The “pride of life” one is fairly easy to understand: the focus on one’s place in society or in the world. For me, anyway, it’s one of the easier ones to spot, although I think it’s possible to have the “pride of life” sin in reverse – have you ever met anyone who seemed to revel in how poorly they lived, how few possessions they lived with, or what a lowly lifestyle they maintained because they didn’t want to be “proud?”
Anyway, as I said: I’m not sure which of the three is Obama’s “Achilles’ heel,” but he surely has at least one. My gut feeling says that it’s the last, but I could be wrong. Now that I’ve read the Dodd analysis, I think it could be more of the second: ”the tendency to be captivated by the outward show of things without enquiring into their real values.”
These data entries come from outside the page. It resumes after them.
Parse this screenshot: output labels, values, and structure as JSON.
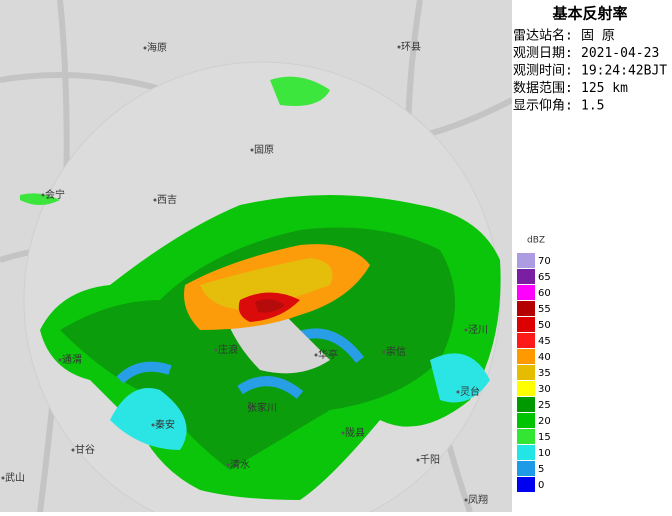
{
  "panel": {
    "title": "基本反射率",
    "rows": [
      [
        "雷达站名:",
        "固 原"
      ],
      [
        "观测日期:",
        "2021-04-23"
      ],
      [
        "观测时间:",
        "19:24:42BJT"
      ],
      [
        "数据范围:",
        "125 km"
      ],
      [
        "显示仰角:",
        "1.5"
      ]
    ]
  },
  "legend": {
    "title": "dBZ",
    "levels": [
      {
        "value": 70,
        "color": "#ad9ce2"
      },
      {
        "value": 65,
        "color": "#7b1fa2"
      },
      {
        "value": 60,
        "color": "#ff00ff"
      },
      {
        "value": 55,
        "color": "#b40000"
      },
      {
        "value": 50,
        "color": "#dc0000"
      },
      {
        "value": 45,
        "color": "#ff1a1a"
      },
      {
        "value": 40,
        "color": "#ff9900"
      },
      {
        "value": 35,
        "color": "#e6bc00"
      },
      {
        "value": 30,
        "color": "#ffff00"
      },
      {
        "value": 25,
        "color": "#009a00"
      },
      {
        "value": 20,
        "color": "#00c400"
      },
      {
        "value": 15,
        "color": "#33e633"
      },
      {
        "value": 10,
        "color": "#22e6e6"
      },
      {
        "value": 5,
        "color": "#1e9be6"
      },
      {
        "value": 0,
        "color": "#0000f0"
      }
    ]
  },
  "places": [
    "海原",
    "环县",
    "固原",
    "会宁",
    "西吉",
    "泾川",
    "通渭",
    "庄浪",
    "华亭",
    "崇信",
    "灵台",
    "秦安",
    "甘谷",
    "清水",
    "张家川",
    "陇县",
    "千阳",
    "武山",
    "凤翔"
  ]
}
I also did some additional reading over the weekend – it was kind of a bad weekend for reasons I’m not really sure about. You can read the whole thing here, but it was basically the whole Third-Culture Kid (TCK) thing – where I’ve been for the last 36 years. Here is the troubling quote:
“The answer to the question of how long it takes them [TCKs] to adjust to American life is: they never adjust. They adapt, they find niches, they take risks, they fail and pick themselves up again. They succeed in jobs they have created to fit their particular talents, they locate friends with whom they can share some of their interests, but they resist being encapsulated. Their camouflaged exteriors and understated ways of presenting themselves hide the rich inner lives, remarkable talents, and often strongly held contradictory opinions on the world at large and the world at hand.” [Emphasis added].
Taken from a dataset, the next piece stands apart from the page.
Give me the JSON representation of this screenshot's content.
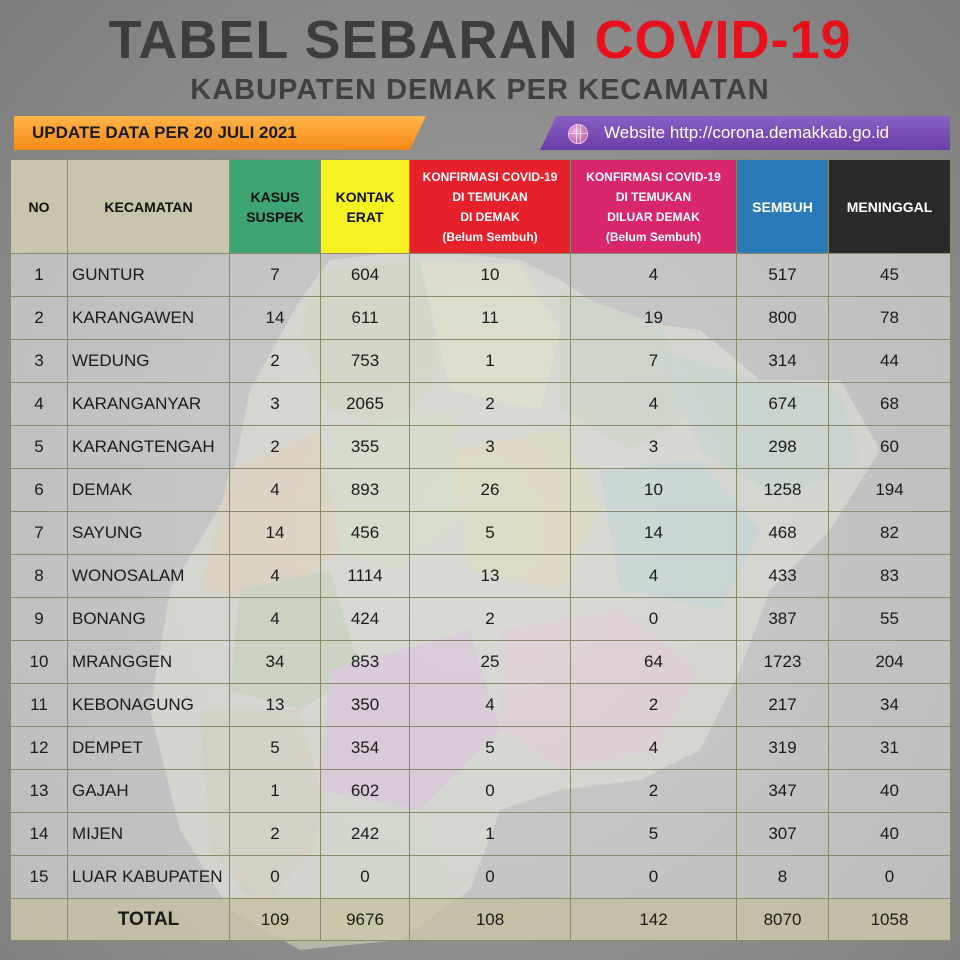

When you think about what we know (and don’t know) about this president, one thing we do know is that he was (is) a TCK – that leads to some serious questions about someone who is in essence a stealth president who is oriented toward camouflaging his true nature and hiding his “often strongly held contradictory opinions on the world at large and the world at hand.”
Before anyone takes me to task about being so against Obama, I had many of the same reservations about John McCain, who was born in Panama to (I think) military parents. His life seems to be much better documented, so there was more verifiable history on him than on Obama, but I had some of the same reservations, namely that he seems to be able to present whatever persona is required to allow him to fit in and succeed. All of us do that to some extent, and I know that with my own background, that is something I have to watch for.
But there is a different between a lack of practice or skill in being authentic and actively trying to keep one’s true nature and beliefs hidden from others.
Anyway, something to watch for in the coming months, I suspect.